Personal information
- Full name: George Morrissey
- Date of birth: 1 January 1883
- Place of birth: Timor, Victoria
- Date of death: 7 December 1964 (aged 81)
- Place of death: South Yarra, Victoria
- Original team(s): Ballarat
- Height: 174 cm (5 ft 9 in)
- Weight: 82 kg (181 lb)
- Position(s): Forward

Playing career^{1}
- Years: Club / Games (Goals)
- 1907–10, 1912–13: St Kilda / 93 (64)
- ^{1} Playing statistics correct to the end of 1913.

= George Morrissey =

Australian rules footballer

George Morrissey (1 January 1883 – 7 December 1964) was an Australian rules footballer who played with St Kilda in the Victorian Football League (VFL).

Morrissey, a forward, came to St Kilda from Ballarat and soon made a name of himself as a tough and aggressive player. In 1911 he joined Tasmanian club North Hobart and became their first ever official coach. He spent the season as a ruckman and represented Tasmania at the 1911 Adelaide Carnival.

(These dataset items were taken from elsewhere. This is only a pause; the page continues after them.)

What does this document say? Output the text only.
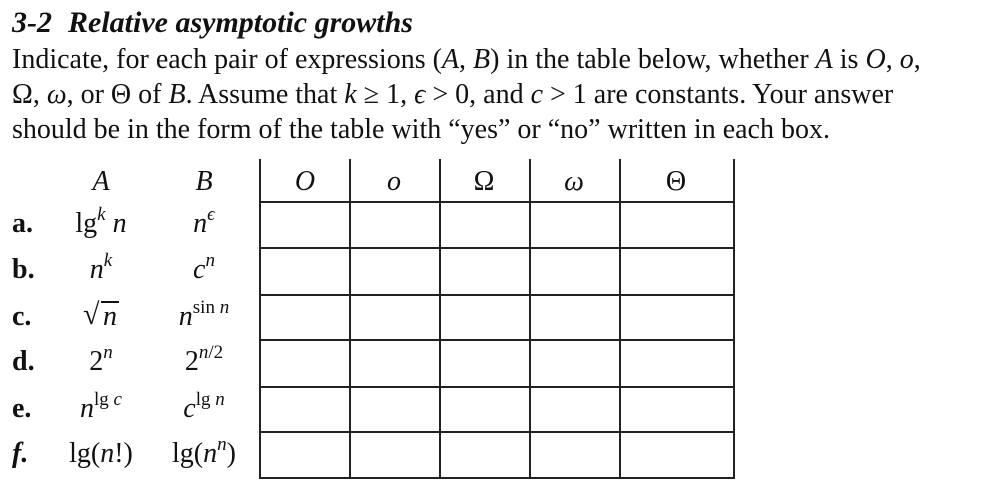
3-2 Relative asymptotic growths
Indicate, for each pair of expressions (A, B) in the table below, whether A is O, o,
Ω, ω, or Θ of B. Assume that k ≥ 1, ϵ > 0, and c > 1 are constants. Your answer
should be in the form of the table with “yes” or “no” written in each box.
A	B	O	o	Ω	ω	Θ
a.	$\lg^k n$	$n^\epsilon$
b.	$n^k$	$c^n$
c.
√	n	$n^{sin}$ $^n$
d.	2$^n$	$2^{n/2}$
e.	$n^{lg}$ $^c$	$c^{lg}$ $^n$
f.	lg(n!)	$\lg(n^n)$
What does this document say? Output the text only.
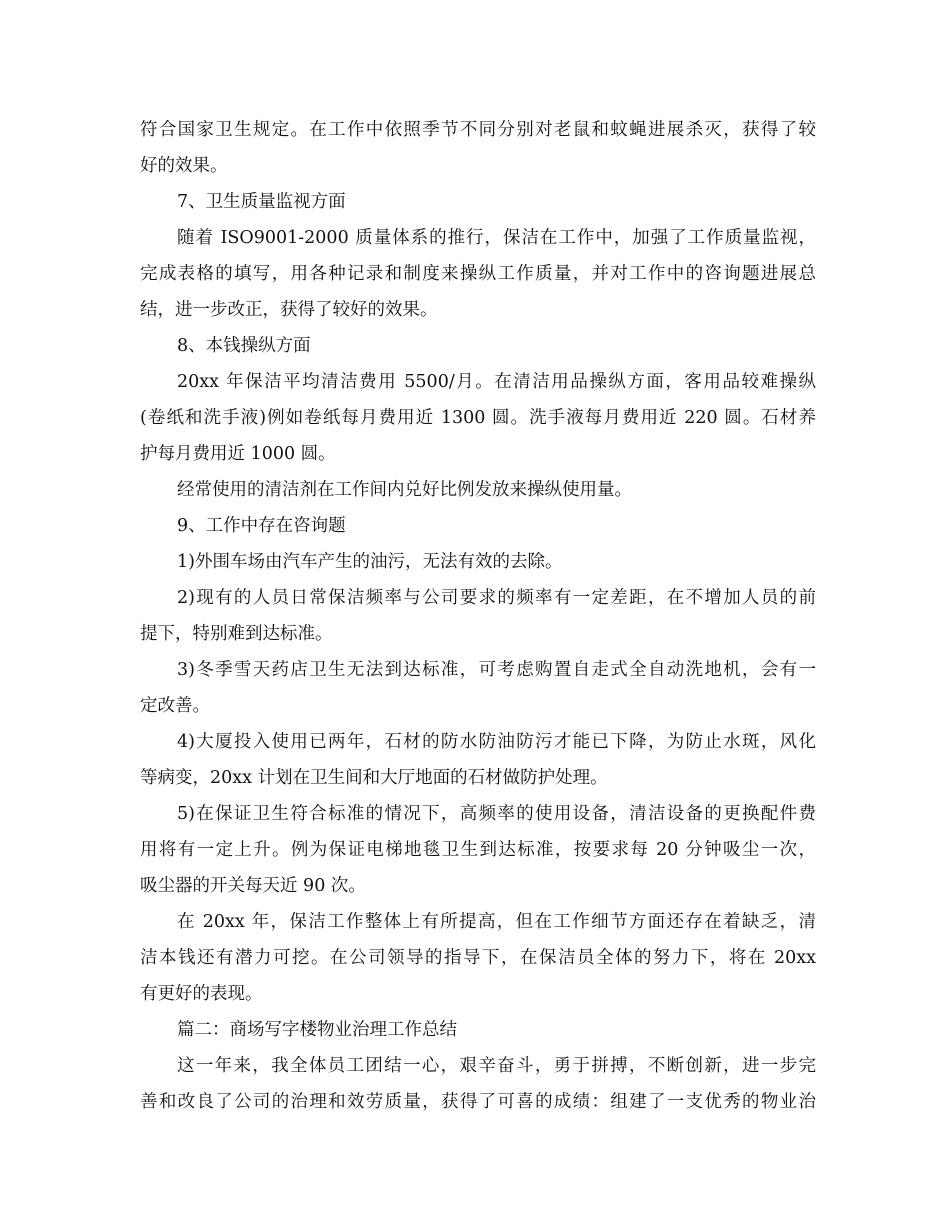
符合国家卫生规定。在工作中依照季节不同分别对老鼠和蚊蝇进展杀灭，获得了较
好的效果。
7、卫生质量监视方面
随着 ISO9001-2000 质量体系的推行，保洁在工作中，加强了工作质量监视，
完成表格的填写，用各种记录和制度来操纵工作质量，并对工作中的咨询题进展总
结，进一步改正，获得了较好的效果。
8、本钱操纵方面
20xx 年保洁平均清洁费用 5500/月。在清洁用品操纵方面，客用品较难操纵
(卷纸和洗手液)例如卷纸每月费用近 1300 圆。洗手液每月费用近 220 圆。石材养
护每月费用近 1000 圆。
经常使用的清洁剂在工作间内兑好比例发放来操纵使用量。
9、工作中存在咨询题
1)外围车场由汽车产生的油污，无法有效的去除。
2)现有的人员日常保洁频率与公司要求的频率有一定差距，在不增加人员的前
提下，特别难到达标准。
3)冬季雪天药店卫生无法到达标准，可考虑购置自走式全自动洗地机，会有一
定改善。
4)大厦投入使用已两年，石材的防水防油防污才能已下降，为防止水斑，风化
等病变，20xx 计划在卫生间和大厅地面的石材做防护处理。
5)在保证卫生符合标准的情况下，高频率的使用设备，清洁设备的更换配件费
用将有一定上升。例为保证电梯地毯卫生到达标准，按要求每 20 分钟吸尘一次，
吸尘器的开关每天近 90 次。
在 20xx 年，保洁工作整体上有所提高，但在工作细节方面还存在着缺乏，清
洁本钱还有潜力可挖。在公司领导的指导下，在保洁员全体的努力下，将在 20xx
有更好的表现。
篇二：商场写字楼物业治理工作总结
这一年来，我全体员工团结一心，艰辛奋斗，勇于拼搏，不断创新，进一步完
善和改良了公司的治理和效劳质量，获得了可喜的成绩：组建了一支优秀的物业治
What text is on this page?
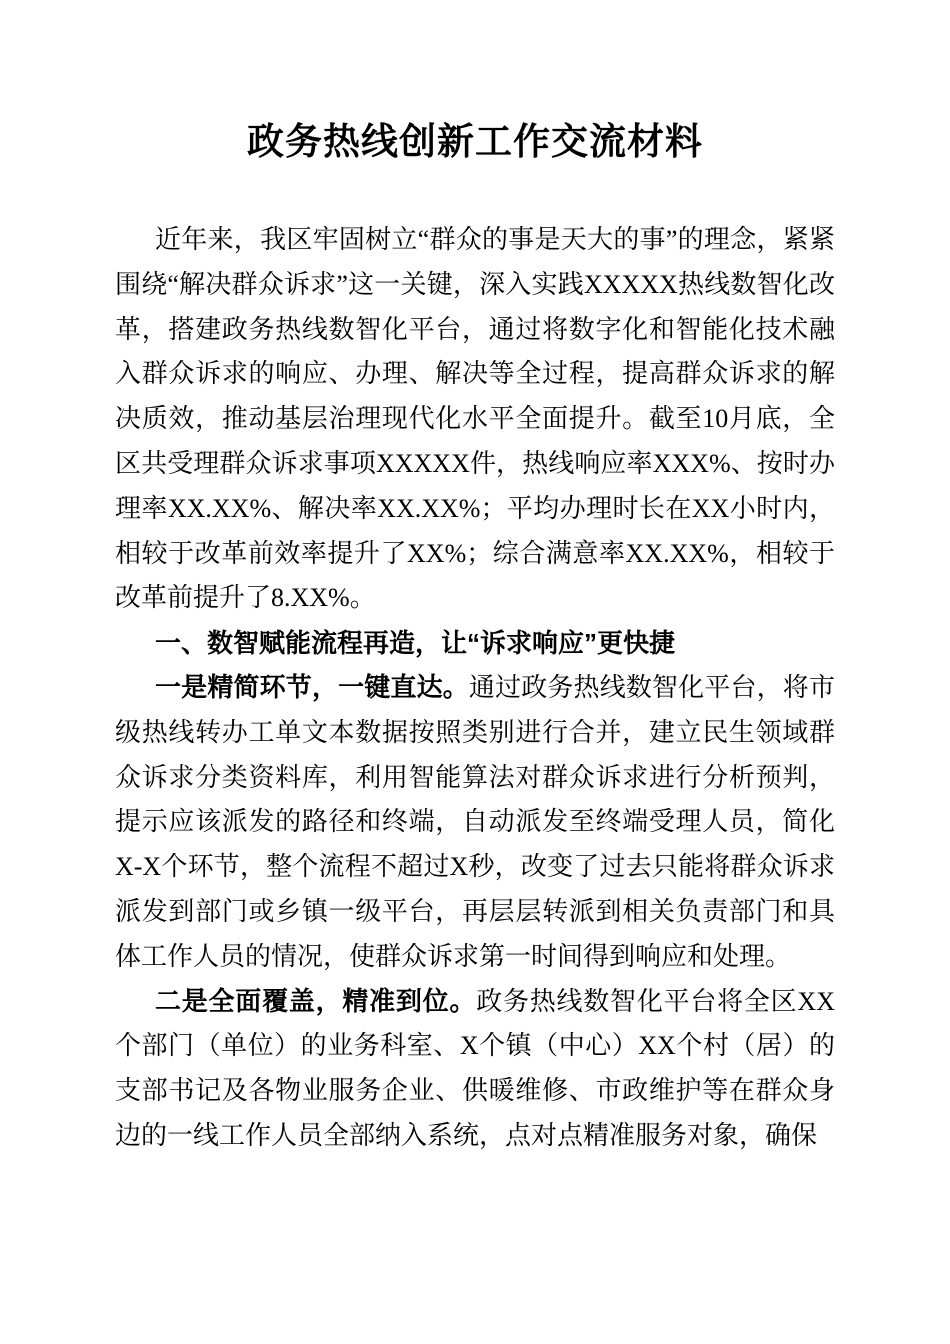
政务热线创新工作交流材料

近年来，我区牢固树立“群众的事是天大的事”的理念，紧紧围绕“解决群众诉求”这一关键，深入实践XXXXX热线数智化改革，搭建政务热线数智化平台，通过将数字化和智能化技术融入群众诉求的响应、办理、解决等全过程，提高群众诉求的解决质效，推动基层治理现代化水平全面提升。截至10月底，全区共受理群众诉求事项XXXXX件，热线响应率XXX%、按时办理率XX.XX%、解决率XX.XX%；平均办理时长在XX小时内，相较于改革前效率提升了XX%；综合满意率XX.XX%，相较于改革前提升了8.XX%。

一、数智赋能流程再造，让“诉求响应”更快捷

一是精简环节，一键直达。通过政务热线数智化平台，将市级热线转办工单文本数据按照类别进行合并，建立民生领域群众诉求分类资料库，利用智能算法对群众诉求进行分析预判，提示应该派发的路径和终端，自动派发至终端受理人员，简化X-X个环节，整个流程不超过X秒，改变了过去只能将群众诉求派发到部门或乡镇一级平台，再层层转派到相关负责部门和具体工作人员的情况，使群众诉求第一时间得到响应和处理。

二是全面覆盖，精准到位。政务热线数智化平台将全区XX个部门（单位）的业务科室、X个镇（中心）XX个村（居）的支部书记及各物业服务企业、供暖维修、市政维护等在群众身边的一线工作人员全部纳入系统，点对点精准服务对象，确保
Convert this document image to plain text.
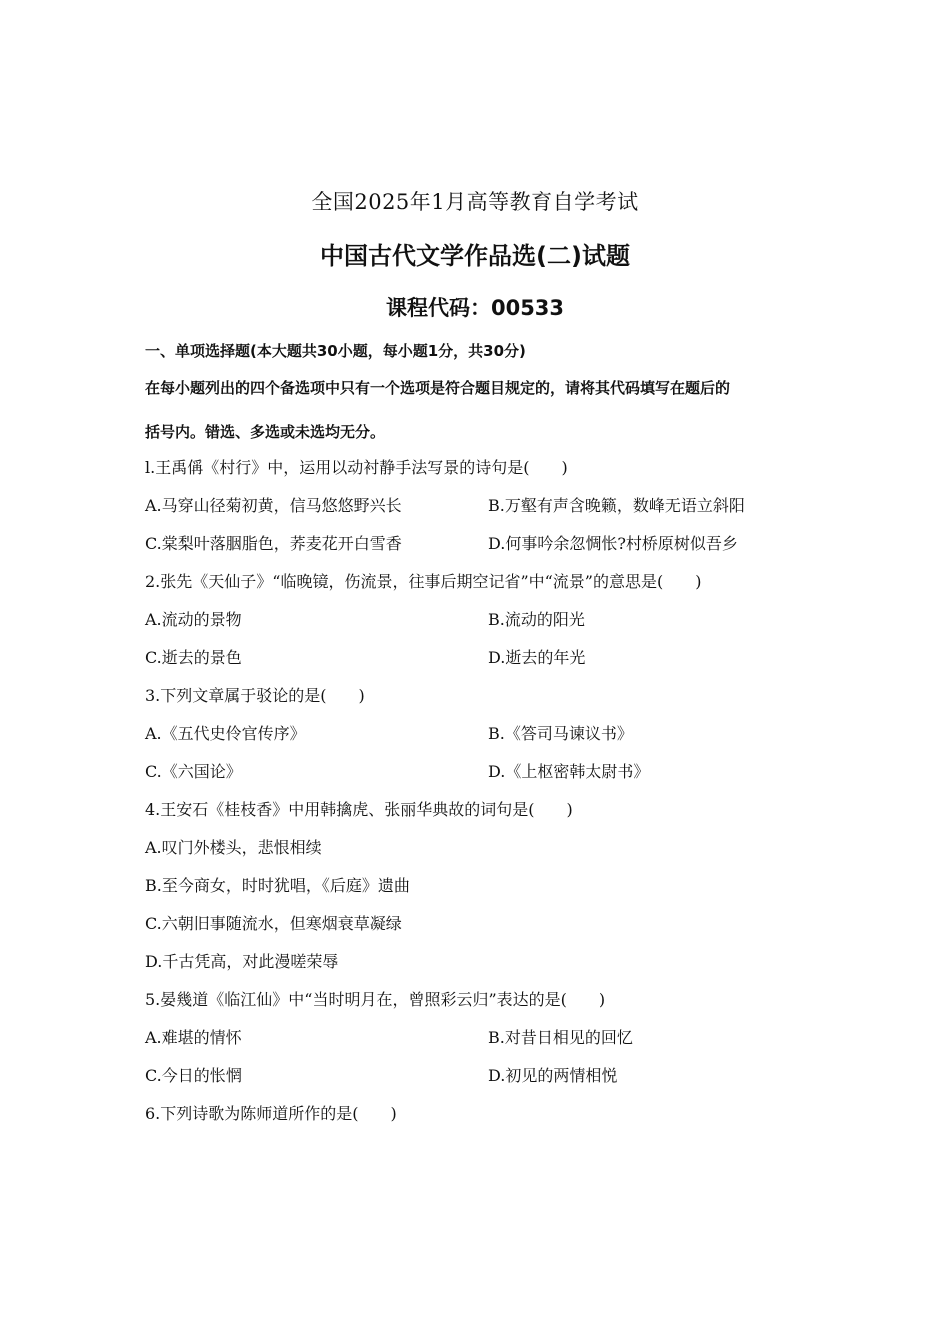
全国2025年1月高等教育自学考试
中国古代文学作品选(二)试题
课程代码：00533
一、单项选择题(本大题共30小题，每小题1分，共30分)
在每小题列出的四个备选项中只有一个选项是符合题目规定的，请将其代码填写在题后的
括号内。错选、多选或未选均无分。
l.王禹偁《村行》中，运用以动衬静手法写景的诗句是(　　)
A.马穿山径菊初黄，信马悠悠野兴长	B.万壑有声含晚籁，数峰无语立斜阳
C.棠梨叶落胭脂色，荞麦花开白雪香	D.何事吟余忽惆怅?村桥原树似吾乡
2.张先《天仙子》“临晚镜，伤流景，往事后期空记省”中“流景”的意思是(　　)
A.流动的景物	B.流动的阳光
C.逝去的景色	D.逝去的年光
3.下列文章属于驳论的是(　　)
A.《五代史伶官传序》	B.《答司马谏议书》
C.《六国论》	D.《上枢密韩太尉书》
4.王安石《桂枝香》中用韩擒虎、张丽华典故的词句是(　　)
A.叹门外楼头，悲恨相续
B.至今商女，时时犹唱，《后庭》遗曲
C.六朝旧事随流水，但寒烟衰草凝绿
D.千古凭高，对此漫嗟荣辱
5.晏幾道《临江仙》中“当时明月在，曾照彩云归”表达的是(　　)
A.难堪的情怀	B.对昔日相见的回忆
C.今日的怅惘	D.初见的两情相悦
6.下列诗歌为陈师道所作的是(　　)
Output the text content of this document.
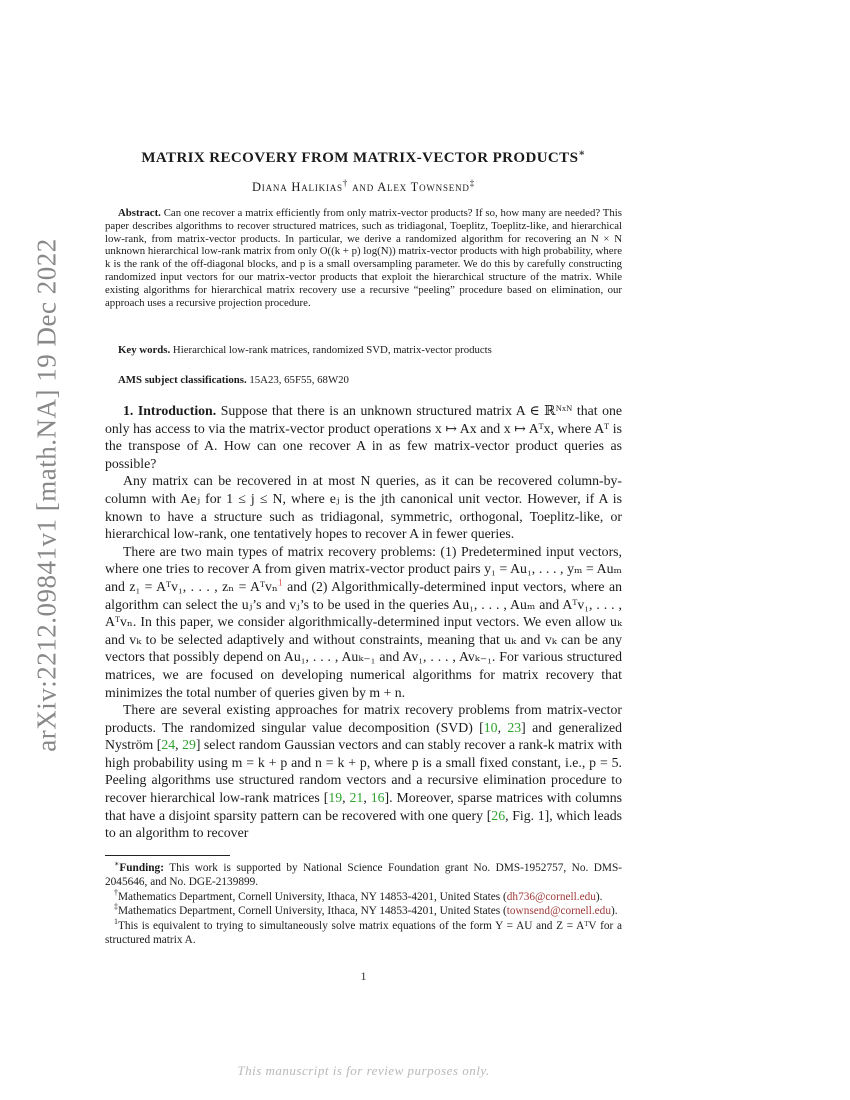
arXiv:2212.09841v1 [math.NA] 19 Dec 2022
MATRIX RECOVERY FROM MATRIX-VECTOR PRODUCTS∗
Diana Halikias† and Alex Townsend‡

Abstract. Can one recover a matrix efficiently from only matrix-vector products? If so, how many are needed? This paper describes algorithms to recover structured matrices, such as tridiagonal, Toeplitz, Toeplitz-like, and hierarchical low-rank, from matrix-vector products. In particular, we derive a randomized algorithm for recovering an N × N unknown hierarchical low-rank matrix from only O((k + p) log(N)) matrix-vector products with high probability, where k is the rank of the off-diagonal blocks, and p is a small oversampling parameter. We do this by carefully constructing randomized input vectors for our matrix-vector products that exploit the hierarchical structure of the matrix. While existing algorithms for hierarchical matrix recovery use a recursive “peeling” procedure based on elimination, our approach uses a recursive projection procedure.

Key words. Hierarchical low-rank matrices, randomized SVD, matrix-vector products

AMS subject classifications. 15A23, 65F55, 68W20

1. Introduction. Suppose that there is an unknown structured matrix A ∈ ℝᴺˣᴺ that one only has access to via the matrix-vector product operations x ↦ Ax and x ↦ Aᵀx, where Aᵀ is the transpose of A. How can one recover A in as few matrix-vector product queries as possible?

Any matrix can be recovered in at most N queries, as it can be recovered column-by-column with Aeⱼ for 1 ≤ j ≤ N, where eⱼ is the jth canonical unit vector. However, if A is known to have a structure such as tridiagonal, symmetric, orthogonal, Toeplitz-like, or hierarchical low-rank, one tentatively hopes to recover A in fewer queries.

There are two main types of matrix recovery problems: (1) Predetermined input vectors, where one tries to recover A from given matrix-vector product pairs y₁ = Au₁, . . . , yₘ = Auₘ and z₁ = Aᵀv₁, . . . , zₙ = Aᵀvₙ$^1$ and (2) Algorithmically-determined input vectors, where an algorithm can select the uⱼ’s and vⱼ’s to be used in the queries Au₁, . . . , Auₘ and Aᵀv₁, . . . , Aᵀvₙ. In this paper, we consider algorithmically-determined input vectors. We even allow uₖ and vₖ to be selected adaptively and without constraints, meaning that uₖ and vₖ can be any vectors that possibly depend on Au₁, . . . , Auₖ₋₁ and Av₁, . . . , Avₖ₋₁. For various structured matrices, we are focused on developing numerical algorithms for matrix recovery that minimizes the total number of queries given by m + n.

There are several existing approaches for matrix recovery problems from matrix-vector products. The randomized singular value decomposition (SVD) [10, 23] and generalized Nyström [24, 29] select random Gaussian vectors and can stably recover a rank-k matrix with high probability using m = k + p and n = k + p, where p is a small fixed constant, i.e., p = 5. Peeling algorithms use structured random vectors and a recursive elimination procedure to recover hierarchical low-rank matrices [19, 21, 16]. Moreover, sparse matrices with columns that have a disjoint sparsity pattern can be recovered with one query [26, Fig. 1], which leads to an algorithm to recover

∗Funding: This work is supported by National Science Foundation grant No. DMS-1952757, No. DMS-2045646, and No. DGE-2139899.

†Mathematics Department, Cornell University, Ithaca, NY 14853-4201, United States (dh736@cornell.edu).

‡Mathematics Department, Cornell University, Ithaca, NY 14853-4201, United States (townsend@cornell.edu).

$^1$This is equivalent to trying to simultaneously solve matrix equations of the form Y = AU and Z = AᵀV for a structured matrix A.

1
This manuscript is for review purposes only.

In 1912 he returned to St Kilda and was appointed captain. His season ended in their round 16 clash against Fitzroy when he was reported for abusing an umpire and received a 10-game suspension which carried over into 1913. He lost the captaincy the following season but had a good year, kicking 22 goals, eight of them in the finals series. St Kilda made their inaugural Grand Final and he performed well with two goals in the loss.

He finished his career in Western Australia where he spent three seasons at East Perth.